OREN ZIV: So, yes, from the beginning of the war, from days after the war began, you had a small group of radical left-wing activists protest against the war, for ceasefire, saying this, the massacre against Palestinians, cannot continue, and also mentioning, of course, that in order to release the hostages, the war has to end and there has to be a ceasefire and a deal. This is a few hundreds of people that have been attacked and arrested by the police, while the mainstream public, their opinion is more complicated. Many of them support the war generally, but think that now the only way to release the hostages is a deal. But with time, more and more of them understand that also Netanyahu doesn’t have a plan for the day after, regardless the horrific things, the killings in Gaza and the massacre. Netanyahu doesn’t want to plan anything ahead. He doesn’t want Hamas to be there. He doesn’t want the PA to be there. He doesn’t want any kind of a Palestinian authority in Gaza.
And with that understanding, many people understand that Netanyahu just wants to stay in this status of war maybe forever. Then he doesn’t have to bring the hostages. To release the hostages, he has to pay a political price, to release Palestinian prisoners.

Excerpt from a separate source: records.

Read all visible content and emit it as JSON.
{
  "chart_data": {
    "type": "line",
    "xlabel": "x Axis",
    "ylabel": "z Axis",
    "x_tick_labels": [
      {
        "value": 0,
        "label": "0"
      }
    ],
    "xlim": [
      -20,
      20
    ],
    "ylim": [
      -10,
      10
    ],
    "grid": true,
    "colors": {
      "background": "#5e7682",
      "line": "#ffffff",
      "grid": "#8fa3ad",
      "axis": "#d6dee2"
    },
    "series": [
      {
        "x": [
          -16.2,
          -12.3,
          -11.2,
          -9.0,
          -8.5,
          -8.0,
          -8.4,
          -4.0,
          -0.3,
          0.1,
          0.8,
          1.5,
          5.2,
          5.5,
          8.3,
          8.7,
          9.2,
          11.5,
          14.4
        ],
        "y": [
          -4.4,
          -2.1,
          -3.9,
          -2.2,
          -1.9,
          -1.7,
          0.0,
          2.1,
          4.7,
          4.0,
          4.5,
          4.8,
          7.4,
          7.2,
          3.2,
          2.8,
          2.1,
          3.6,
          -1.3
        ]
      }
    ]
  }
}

This can endanger his coalition with Ben-Gvir and Smotrich and the other extreme-right-wing figures who oppose any release of Palestinian political prisoners. So, with time, you do hear — so, people are calling for ceasefire and for a deal, but from an internal Israeli perspective of releasing the hostages and thinking about the day after, unless from the perspective we’re seeing abroad, of just calling to end the massacre in Gaza.
AMY GOODMAN: And finally, we just have about 30 seconds. We last talked to you where that thousands of Israelis gathering, with Smotrich and Ben-Gvir calling for Jewish settlements in Gaza, etc. Do you see a growing group of people opposing that in Israel?

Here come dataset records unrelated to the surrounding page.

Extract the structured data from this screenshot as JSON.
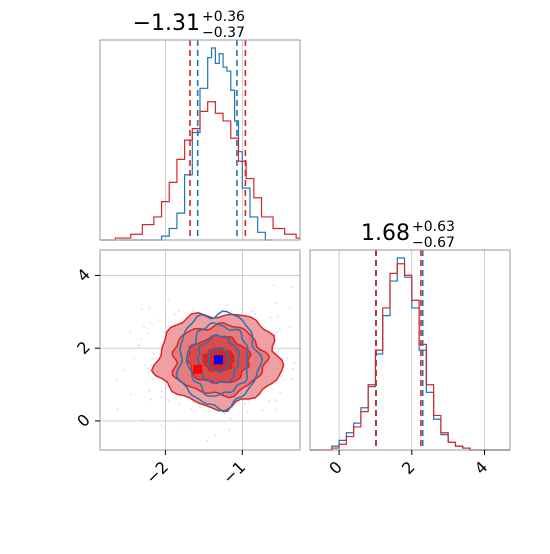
{
  "colors": {
    "blue": "#1f77b4",
    "red": "#d62728",
    "red_fill_light": "#f0a0a2",
    "red_fill_dark": "#d62728",
    "blue_marker": "#0000ff",
    "red_marker": "#ff0000",
    "grid": "#b0b0b0",
    "scatter_points": "#d9d9f5"
  },
  "chart_data": [
    {
      "type": "histogram",
      "panel": "top-left",
      "parameter": "x",
      "title_value": "−1.31",
      "title_plus": "+0.36",
      "title_minus": "−0.37",
      "xlim": [
        -2.85,
        -0.25
      ],
      "grid": true,
      "series": [
        {
          "color": "blue",
          "bin_edges": [
            -2.6,
            -2.4,
            -2.2,
            -2.05,
            -1.95,
            -1.85,
            -1.75,
            -1.65,
            -1.55,
            -1.45,
            -1.4,
            -1.35,
            -1.3,
            -1.25,
            -1.2,
            -1.15,
            -1.1,
            -1.05,
            -1.0,
            -0.9,
            -0.8,
            -0.7,
            -0.6
          ],
          "counts": [
            0,
            0,
            0,
            2,
            6,
            14,
            34,
            56,
            79,
            95,
            100,
            92,
            97,
            90,
            88,
            78,
            62,
            46,
            27,
            12,
            4,
            0
          ]
        },
        {
          "color": "red",
          "bin_edges": [
            -2.85,
            -2.65,
            -2.45,
            -2.3,
            -2.15,
            -2.05,
            -1.95,
            -1.85,
            -1.75,
            -1.65,
            -1.55,
            -1.45,
            -1.35,
            -1.25,
            -1.15,
            -1.05,
            -0.95,
            -0.85,
            -0.75,
            -0.6,
            -0.45,
            -0.3,
            -0.25
          ],
          "counts": [
            0,
            1,
            3,
            8,
            12,
            20,
            30,
            42,
            52,
            58,
            67,
            72,
            66,
            62,
            53,
            41,
            32,
            22,
            12,
            6,
            3,
            1
          ]
        }
      ],
      "quantile_lines": [
        {
          "color": "blue",
          "values": [
            -1.58,
            -1.07
          ]
        },
        {
          "color": "red",
          "values": [
            -1.68,
            -0.96
          ]
        }
      ]
    },
    {
      "type": "contour",
      "panel": "bottom-left",
      "xlim": [
        -2.85,
        -0.25
      ],
      "ylim": [
        -0.8,
        4.7
      ],
      "xticks": [
        -2,
        -1
      ],
      "xtick_labels": [
        "−2",
        "−1"
      ],
      "yticks": [
        0,
        2,
        4
      ],
      "ytick_labels": [
        "0",
        "2",
        "4"
      ],
      "grid": true,
      "red_contours": {
        "center": [
          -1.31,
          1.68
        ],
        "levels_sigma": [
          0.5,
          1.0,
          1.5,
          2.0
        ],
        "sigma_x": 0.4,
        "sigma_y": 0.64
      },
      "blue_contours": {
        "center": [
          -1.31,
          1.68
        ],
        "levels_sigma": [
          0.5,
          1.0,
          1.5,
          2.0
        ],
        "sigma_x": 0.26,
        "sigma_y": 0.65
      },
      "markers": [
        {
          "color": "blue",
          "x": -1.31,
          "y": 1.68
        },
        {
          "color": "red",
          "x": -1.58,
          "y": 1.42
        }
      ]
    },
    {
      "type": "histogram",
      "panel": "bottom-right",
      "parameter": "y",
      "title_value": "1.68",
      "title_plus": "+0.63",
      "title_minus": "−0.67",
      "xlim": [
        -0.8,
        4.7
      ],
      "xticks": [
        0,
        2,
        4
      ],
      "xtick_labels": [
        "0",
        "2",
        "4"
      ],
      "grid": true,
      "series": [
        {
          "color": "blue",
          "bin_edges": [
            -0.8,
            -0.2,
            0.0,
            0.2,
            0.4,
            0.6,
            0.8,
            1.0,
            1.2,
            1.4,
            1.6,
            1.8,
            2.0,
            2.2,
            2.4,
            2.6,
            2.8,
            3.0,
            3.2,
            3.4,
            3.6,
            4.2,
            4.7
          ],
          "counts": [
            0,
            2,
            5,
            9,
            14,
            22,
            33,
            50,
            70,
            88,
            100,
            90,
            74,
            52,
            30,
            16,
            8,
            4,
            2,
            1,
            0,
            0
          ]
        },
        {
          "color": "red",
          "bin_edges": [
            -0.8,
            -0.2,
            0.0,
            0.2,
            0.4,
            0.6,
            0.8,
            1.0,
            1.2,
            1.4,
            1.6,
            1.8,
            2.0,
            2.2,
            2.4,
            2.6,
            2.8,
            3.0,
            3.2,
            3.4,
            3.6,
            4.2,
            4.7
          ],
          "counts": [
            0,
            1,
            3,
            7,
            12,
            20,
            34,
            52,
            74,
            92,
            97,
            91,
            78,
            55,
            34,
            18,
            9,
            4,
            2,
            1,
            0,
            0
          ]
        }
      ],
      "quantile_lines": [
        {
          "color": "blue",
          "values": [
            1.02,
            2.3
          ]
        },
        {
          "color": "red",
          "values": [
            1.01,
            2.25
          ]
        }
      ]
    }
  ]
}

OREN ZIV: Yes, definitely. The group that was calling to settle in Gaza, among with the activists who are blocking the aid, are confronted by the Israeli mainstream public, that thinks that this is, A, irrelevant and cannot be done, and also thinks that, again, from an Israeli —
AMY GOODMAN: Oren Ziv, we’re going to have to leave it there, but I thank you so much for being with us, reporter and photographer for +972 Magazine. That does it for our show. I’m Amy Goodman.